Figure 1.2 Rates of energy intake and output for a person during a typical day. The rate of energy intake (top panel) is zero except when eating or drinking, when it may be very high. The rate of energy output (heat + physical work) (lower panel) is at its lowest during sleep; it increases on waking and even more during physical activity. As with the car, the pattern of energy intake may not resemble that of energy expenditure, but over a long period the areas under the curves will balance – except for any difference in the amounts of energy stored (mainly as body fat) before and after. Source: data for energy expenditure are for a person measured in a calorimetry chamber and were kindly supplied by Prof Susan Jebb of Nuffield Department of Primary Care Health Sciences, Oxford University.

This applies to the normal 24-hour period in which we eat meals and go about our daily life. But the body also has to cope with less well-organised situations. In many parts of the world, there are times when food is not that easily available, and yet people are able to continue relatively normal lives. Clearly, the body’s regulatory mechanisms must recognise that food is not coming in and allow an appropriate rate of release of energy from the internal stores. In other situations, the need for energy may be suddenly increased. Strenuous physical exercise may increase the total rate of metabolism in the body to 20 times its resting level. Something must recognise the fact that there is a sudden need to release energy at a high rate from the body’s stores. During severe illness, such as infections, the rate of metabolism may also be increased; this is manifested in part by the rise in body temperature. Often the sufferer will not feel like eating normally. Once again, the body must have a way of recognising the situation, and regulating the necessary release of stored energy.

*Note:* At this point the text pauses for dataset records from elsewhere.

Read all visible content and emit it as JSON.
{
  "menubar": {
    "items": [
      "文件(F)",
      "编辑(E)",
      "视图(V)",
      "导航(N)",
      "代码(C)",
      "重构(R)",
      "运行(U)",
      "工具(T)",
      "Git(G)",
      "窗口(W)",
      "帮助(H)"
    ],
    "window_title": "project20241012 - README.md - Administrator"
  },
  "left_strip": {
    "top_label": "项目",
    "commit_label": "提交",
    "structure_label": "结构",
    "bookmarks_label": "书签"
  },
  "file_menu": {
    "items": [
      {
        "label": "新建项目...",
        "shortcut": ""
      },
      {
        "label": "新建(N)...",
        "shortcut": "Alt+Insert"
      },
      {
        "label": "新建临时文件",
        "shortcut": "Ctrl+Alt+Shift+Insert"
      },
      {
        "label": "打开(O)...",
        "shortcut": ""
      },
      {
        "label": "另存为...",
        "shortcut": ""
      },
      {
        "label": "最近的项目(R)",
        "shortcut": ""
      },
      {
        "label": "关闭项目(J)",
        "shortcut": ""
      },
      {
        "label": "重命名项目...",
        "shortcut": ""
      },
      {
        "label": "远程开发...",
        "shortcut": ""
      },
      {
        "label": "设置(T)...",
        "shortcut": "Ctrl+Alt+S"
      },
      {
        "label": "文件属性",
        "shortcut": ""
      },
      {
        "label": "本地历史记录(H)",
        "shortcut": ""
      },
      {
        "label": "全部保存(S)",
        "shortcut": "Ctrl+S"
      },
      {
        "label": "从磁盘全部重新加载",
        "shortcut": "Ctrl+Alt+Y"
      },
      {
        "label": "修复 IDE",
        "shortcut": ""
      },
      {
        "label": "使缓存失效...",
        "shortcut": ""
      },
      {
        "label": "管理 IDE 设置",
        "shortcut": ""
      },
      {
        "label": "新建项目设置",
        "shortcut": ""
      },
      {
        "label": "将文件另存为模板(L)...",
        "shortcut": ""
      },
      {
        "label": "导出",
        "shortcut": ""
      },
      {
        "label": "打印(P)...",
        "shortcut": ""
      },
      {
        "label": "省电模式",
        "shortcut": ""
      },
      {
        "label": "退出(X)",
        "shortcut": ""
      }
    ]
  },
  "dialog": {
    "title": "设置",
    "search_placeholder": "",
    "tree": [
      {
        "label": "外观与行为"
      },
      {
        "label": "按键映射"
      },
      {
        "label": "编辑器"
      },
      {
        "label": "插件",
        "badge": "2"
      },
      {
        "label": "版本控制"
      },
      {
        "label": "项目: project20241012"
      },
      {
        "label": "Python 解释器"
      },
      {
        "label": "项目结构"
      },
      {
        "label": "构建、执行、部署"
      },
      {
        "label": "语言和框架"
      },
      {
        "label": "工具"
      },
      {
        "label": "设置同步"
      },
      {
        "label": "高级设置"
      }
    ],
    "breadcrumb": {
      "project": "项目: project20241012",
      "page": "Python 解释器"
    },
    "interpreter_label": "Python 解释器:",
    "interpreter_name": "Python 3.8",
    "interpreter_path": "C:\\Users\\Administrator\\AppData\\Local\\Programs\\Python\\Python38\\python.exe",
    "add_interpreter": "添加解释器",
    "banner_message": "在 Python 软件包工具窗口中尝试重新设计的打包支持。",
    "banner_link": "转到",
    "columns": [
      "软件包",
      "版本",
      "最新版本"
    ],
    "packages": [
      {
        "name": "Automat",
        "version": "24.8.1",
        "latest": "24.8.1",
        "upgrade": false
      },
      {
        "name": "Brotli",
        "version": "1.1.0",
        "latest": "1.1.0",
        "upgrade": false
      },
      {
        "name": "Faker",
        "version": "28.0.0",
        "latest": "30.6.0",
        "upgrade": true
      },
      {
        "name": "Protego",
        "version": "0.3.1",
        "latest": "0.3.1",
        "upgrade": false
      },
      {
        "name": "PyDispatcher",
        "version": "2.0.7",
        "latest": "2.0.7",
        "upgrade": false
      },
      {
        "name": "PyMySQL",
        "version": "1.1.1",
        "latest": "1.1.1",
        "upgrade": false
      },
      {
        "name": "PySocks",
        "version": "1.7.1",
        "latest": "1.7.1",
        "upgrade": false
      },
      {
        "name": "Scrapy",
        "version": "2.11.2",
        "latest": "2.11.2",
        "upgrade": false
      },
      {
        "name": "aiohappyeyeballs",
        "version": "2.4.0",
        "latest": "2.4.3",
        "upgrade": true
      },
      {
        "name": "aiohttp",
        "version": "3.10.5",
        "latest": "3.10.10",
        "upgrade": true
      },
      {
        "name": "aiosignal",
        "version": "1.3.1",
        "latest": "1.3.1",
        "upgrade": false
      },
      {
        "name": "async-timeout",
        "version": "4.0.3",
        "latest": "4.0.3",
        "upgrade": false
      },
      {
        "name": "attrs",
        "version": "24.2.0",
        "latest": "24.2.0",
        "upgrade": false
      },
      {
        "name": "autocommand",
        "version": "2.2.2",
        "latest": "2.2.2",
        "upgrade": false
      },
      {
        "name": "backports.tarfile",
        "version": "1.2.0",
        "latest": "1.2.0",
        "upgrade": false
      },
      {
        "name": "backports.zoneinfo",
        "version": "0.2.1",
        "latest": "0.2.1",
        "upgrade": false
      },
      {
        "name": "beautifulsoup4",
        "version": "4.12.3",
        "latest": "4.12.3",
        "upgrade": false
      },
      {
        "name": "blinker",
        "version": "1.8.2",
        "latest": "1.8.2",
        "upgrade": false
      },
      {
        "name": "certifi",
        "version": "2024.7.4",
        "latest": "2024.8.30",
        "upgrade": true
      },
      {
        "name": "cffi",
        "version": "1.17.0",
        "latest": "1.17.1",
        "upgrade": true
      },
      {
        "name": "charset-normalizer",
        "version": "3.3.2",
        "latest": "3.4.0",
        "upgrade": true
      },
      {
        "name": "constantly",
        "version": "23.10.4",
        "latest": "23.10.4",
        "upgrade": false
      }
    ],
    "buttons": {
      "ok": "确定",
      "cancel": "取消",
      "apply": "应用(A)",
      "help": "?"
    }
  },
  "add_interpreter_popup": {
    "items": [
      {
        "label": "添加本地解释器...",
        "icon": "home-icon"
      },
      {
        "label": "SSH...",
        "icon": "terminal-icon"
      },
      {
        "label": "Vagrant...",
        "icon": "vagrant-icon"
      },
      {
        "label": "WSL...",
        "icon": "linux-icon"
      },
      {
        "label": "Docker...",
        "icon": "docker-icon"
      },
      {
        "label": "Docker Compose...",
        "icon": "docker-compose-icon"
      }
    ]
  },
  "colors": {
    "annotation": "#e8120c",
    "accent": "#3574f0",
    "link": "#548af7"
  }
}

What we are now discussing is, indeed, metabolic regulation. Metabolic regulation in human terms covers the means by which we take in nutrients in discrete meals, and deliver energy as required, varying from moment to moment and from tissue to tissue, in a pattern which may have no relationship at all to the pattern of intake. Metabolic regulation works ultimately at a molecular level, mainly by modulation of the activities of enzymes. But one should not lose sight of the fact that these molecular mechanisms are there to enable us to lead normal lives despite fluctuations in our intake and our expenditure of energy. In this book, the emphasis will be on the systems within the human body which sense the balance of energy coming in and energy required, particularly the endocrine (hormonal) and the nervous systems, and which regulate the distribution and storage of nutrients after meals, and their release from stores and delivery to individual tissues as required.

The intention of this preamble is to illustrate that, underlying our everyday lives, there are precise and beautifully coordinated regulatory systems controlling the flow of energy within our bodies. Metabolic regulation is not a dry, academic subject thought up just to make biochemistry examinations difficult; it is at the centre of human life and affects each one of us every moment of our daily lives.